LBR’s Raschke Says Trading Options Provides More Bang for the Buck

Futures trader Linda Raschke doesn't need fancy algorithms and low-latency trading to take on options.

Linda Bradford Raschke doesn’t consider herself a buyside trader. Although she runs her own fund after trading for several hedge funds back in 2002, the futures trader thinks of a buyside trader as someone dealing in equities. As founder and CEO of LBR Group, her fund is roughly 95 percent invested in futures with the remainder in options.

She just loves the strategy and the trading of futures better than equities.

And she has her reasons. “Well, a) the futures just offer such better terrific leverage; b) there’s such better liquidity. With the S&Ps, I can buy and sell 600 on an output with no slippage; c) you have much more diversification if you want non-correlated products. You’ve got the grains, the energy, the crude, the metals, currencies, the bonds,” Raschke told Traders from her Chicago office.

“There are always opportunities, as opposed to where sometimes the equities can hit a low and the volatility pretty much affects 90 percent of the stocks out there,” she said.

She summed up her futures preference thusly: “I just find it a much better vehicle for making money.”

And making money she does. She has an office in Chicago and a home where she has a stable with two horses. At its height, LBR Group had a stable of high-net-worth clients and an estimated $145 million in assets under management. Now she is the primary investor for herself and two other clients, and she trades every day with two colleagues. “I like being small and lean,” she said. “I’ve found that if a firm gets too big, I spend more time managing people and running the business than I do trading. And my main job is a trader.”

The 55-year-old trader and mother of a daughter in her mid-20s doesn’t bother with high-frequency trading or elaborate algorithms either.

“I don’t want to play that kind of game. I like the supply, demand and balances that form technical patterns, and you are always going to have something in crude, gold and the soybeans,” she said. “The euro currency and the index futures are my main vehicles.”

According to Raschke, trading equities has changed since she began making markets as an options trader for the Philadelphia Stock Exchange in 1981 and a Commodity Trading Advisor in 1992. She called it a “frustrating game, with so much of it dependent upon your execution skills.” Although she still follows equities, she said that they are more of a position trade.

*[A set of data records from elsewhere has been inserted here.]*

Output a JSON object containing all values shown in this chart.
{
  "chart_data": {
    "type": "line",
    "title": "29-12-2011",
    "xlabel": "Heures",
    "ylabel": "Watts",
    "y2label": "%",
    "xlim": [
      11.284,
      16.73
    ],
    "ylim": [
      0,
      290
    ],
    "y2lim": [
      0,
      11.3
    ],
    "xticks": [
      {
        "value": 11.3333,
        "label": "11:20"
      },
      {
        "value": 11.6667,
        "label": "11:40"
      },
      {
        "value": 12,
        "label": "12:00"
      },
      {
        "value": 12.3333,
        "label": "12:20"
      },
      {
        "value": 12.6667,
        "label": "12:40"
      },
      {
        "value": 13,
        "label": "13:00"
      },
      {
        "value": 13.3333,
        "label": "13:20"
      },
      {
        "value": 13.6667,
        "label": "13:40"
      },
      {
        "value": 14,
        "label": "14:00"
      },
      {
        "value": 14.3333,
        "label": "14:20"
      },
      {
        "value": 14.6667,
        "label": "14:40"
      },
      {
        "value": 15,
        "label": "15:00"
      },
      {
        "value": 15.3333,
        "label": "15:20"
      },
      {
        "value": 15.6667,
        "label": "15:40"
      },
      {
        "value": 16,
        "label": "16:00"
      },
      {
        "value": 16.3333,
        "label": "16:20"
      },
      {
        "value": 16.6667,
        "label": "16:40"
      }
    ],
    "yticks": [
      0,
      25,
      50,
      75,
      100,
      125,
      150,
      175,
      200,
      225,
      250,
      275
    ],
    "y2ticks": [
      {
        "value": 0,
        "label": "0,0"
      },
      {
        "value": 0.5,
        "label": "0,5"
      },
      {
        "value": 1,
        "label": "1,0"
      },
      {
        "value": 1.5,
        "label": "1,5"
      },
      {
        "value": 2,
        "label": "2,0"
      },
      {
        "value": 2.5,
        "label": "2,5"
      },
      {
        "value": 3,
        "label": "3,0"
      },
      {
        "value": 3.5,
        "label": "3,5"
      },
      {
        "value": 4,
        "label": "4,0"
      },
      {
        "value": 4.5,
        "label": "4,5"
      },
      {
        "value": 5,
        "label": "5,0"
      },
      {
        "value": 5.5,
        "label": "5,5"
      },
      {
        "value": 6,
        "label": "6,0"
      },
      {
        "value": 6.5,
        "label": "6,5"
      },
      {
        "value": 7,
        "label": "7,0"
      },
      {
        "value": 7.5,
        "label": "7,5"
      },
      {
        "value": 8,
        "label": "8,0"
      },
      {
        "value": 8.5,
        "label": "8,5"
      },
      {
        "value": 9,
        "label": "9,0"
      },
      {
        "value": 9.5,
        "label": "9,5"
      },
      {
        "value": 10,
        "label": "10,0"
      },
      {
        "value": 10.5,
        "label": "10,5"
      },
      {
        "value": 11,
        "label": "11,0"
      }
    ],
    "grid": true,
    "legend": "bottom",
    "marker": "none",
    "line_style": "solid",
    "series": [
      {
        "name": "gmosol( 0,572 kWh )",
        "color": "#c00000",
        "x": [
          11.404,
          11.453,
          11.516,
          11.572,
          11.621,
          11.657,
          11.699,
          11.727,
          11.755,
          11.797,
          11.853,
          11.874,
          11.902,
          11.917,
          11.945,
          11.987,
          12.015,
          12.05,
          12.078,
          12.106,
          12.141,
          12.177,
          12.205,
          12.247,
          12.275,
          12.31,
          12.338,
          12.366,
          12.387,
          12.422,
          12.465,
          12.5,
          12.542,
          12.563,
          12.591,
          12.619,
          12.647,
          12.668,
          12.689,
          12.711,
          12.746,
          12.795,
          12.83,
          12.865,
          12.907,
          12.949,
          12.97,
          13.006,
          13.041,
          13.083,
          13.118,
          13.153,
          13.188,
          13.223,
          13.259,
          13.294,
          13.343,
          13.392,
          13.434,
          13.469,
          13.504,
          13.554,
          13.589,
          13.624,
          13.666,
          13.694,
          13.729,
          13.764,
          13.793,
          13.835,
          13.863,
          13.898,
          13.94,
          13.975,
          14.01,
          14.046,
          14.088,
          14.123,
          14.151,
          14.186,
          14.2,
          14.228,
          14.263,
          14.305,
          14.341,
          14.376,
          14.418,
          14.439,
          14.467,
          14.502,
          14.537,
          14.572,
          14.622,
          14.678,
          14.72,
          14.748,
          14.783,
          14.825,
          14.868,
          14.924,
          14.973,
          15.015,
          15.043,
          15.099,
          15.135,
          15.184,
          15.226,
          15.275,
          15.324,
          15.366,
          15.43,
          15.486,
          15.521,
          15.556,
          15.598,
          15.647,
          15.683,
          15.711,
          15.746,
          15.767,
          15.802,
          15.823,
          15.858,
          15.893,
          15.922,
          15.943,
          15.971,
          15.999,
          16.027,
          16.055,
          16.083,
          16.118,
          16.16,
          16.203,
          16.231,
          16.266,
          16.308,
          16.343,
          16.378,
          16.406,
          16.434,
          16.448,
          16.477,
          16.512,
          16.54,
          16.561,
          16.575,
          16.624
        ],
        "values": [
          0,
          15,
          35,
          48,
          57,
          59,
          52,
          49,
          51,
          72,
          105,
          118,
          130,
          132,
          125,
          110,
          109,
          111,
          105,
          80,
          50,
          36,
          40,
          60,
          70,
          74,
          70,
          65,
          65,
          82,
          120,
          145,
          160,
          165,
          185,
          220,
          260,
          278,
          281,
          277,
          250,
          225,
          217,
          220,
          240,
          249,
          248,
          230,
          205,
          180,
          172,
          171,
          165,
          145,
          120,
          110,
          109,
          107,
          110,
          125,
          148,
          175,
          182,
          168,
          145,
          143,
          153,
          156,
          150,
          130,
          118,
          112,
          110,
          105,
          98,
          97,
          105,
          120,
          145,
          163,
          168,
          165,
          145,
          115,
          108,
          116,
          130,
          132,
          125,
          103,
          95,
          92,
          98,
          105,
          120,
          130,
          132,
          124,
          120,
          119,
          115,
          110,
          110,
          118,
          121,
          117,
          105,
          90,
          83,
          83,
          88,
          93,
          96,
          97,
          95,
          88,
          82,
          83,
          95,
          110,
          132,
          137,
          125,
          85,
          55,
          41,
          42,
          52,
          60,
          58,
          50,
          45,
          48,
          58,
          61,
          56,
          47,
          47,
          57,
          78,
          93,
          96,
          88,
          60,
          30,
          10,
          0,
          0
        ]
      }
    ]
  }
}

“I watch it to see where leadership is, especially the oil, the semis or the financials,” she explained. “That’s really important because it helps set the tone for the day when I’m trading S&Ps. But I just find I can get better leverage and efficiency on the execution of my trading just taking straight directional bets that way.”

As for using algorithms, she usually takes a pass. “It’s like a ridiculous game, and I don’t want to be playing games like that. I want to own it or I want to get out, and I don’t want to be battling algorithms,” she said.

Although there are futures-based algorithms, she said that they “become a catch-all that covers 50 different types of things.”

Raschke said that there are all kinds of ways that you can use algorithms to execute in the futures, but added, “I just find that the basic idea is to get the trade on with as minimal impact on the market as you can unless you’re in a dynamic type of environment that demands more urgency.”

Despite her love/hate relationship with the stresses of trading, Raschke clearly loves her job and relishes her success. And she doesn’t mind staring at multiple screens all day either. “I grew up being a pianist and playing for six hours every day, so I’m not a real extroverted person,” she said. “I’m nice, but if I sat in my house and never saw anybody for a week, it wouldn’t bother me.”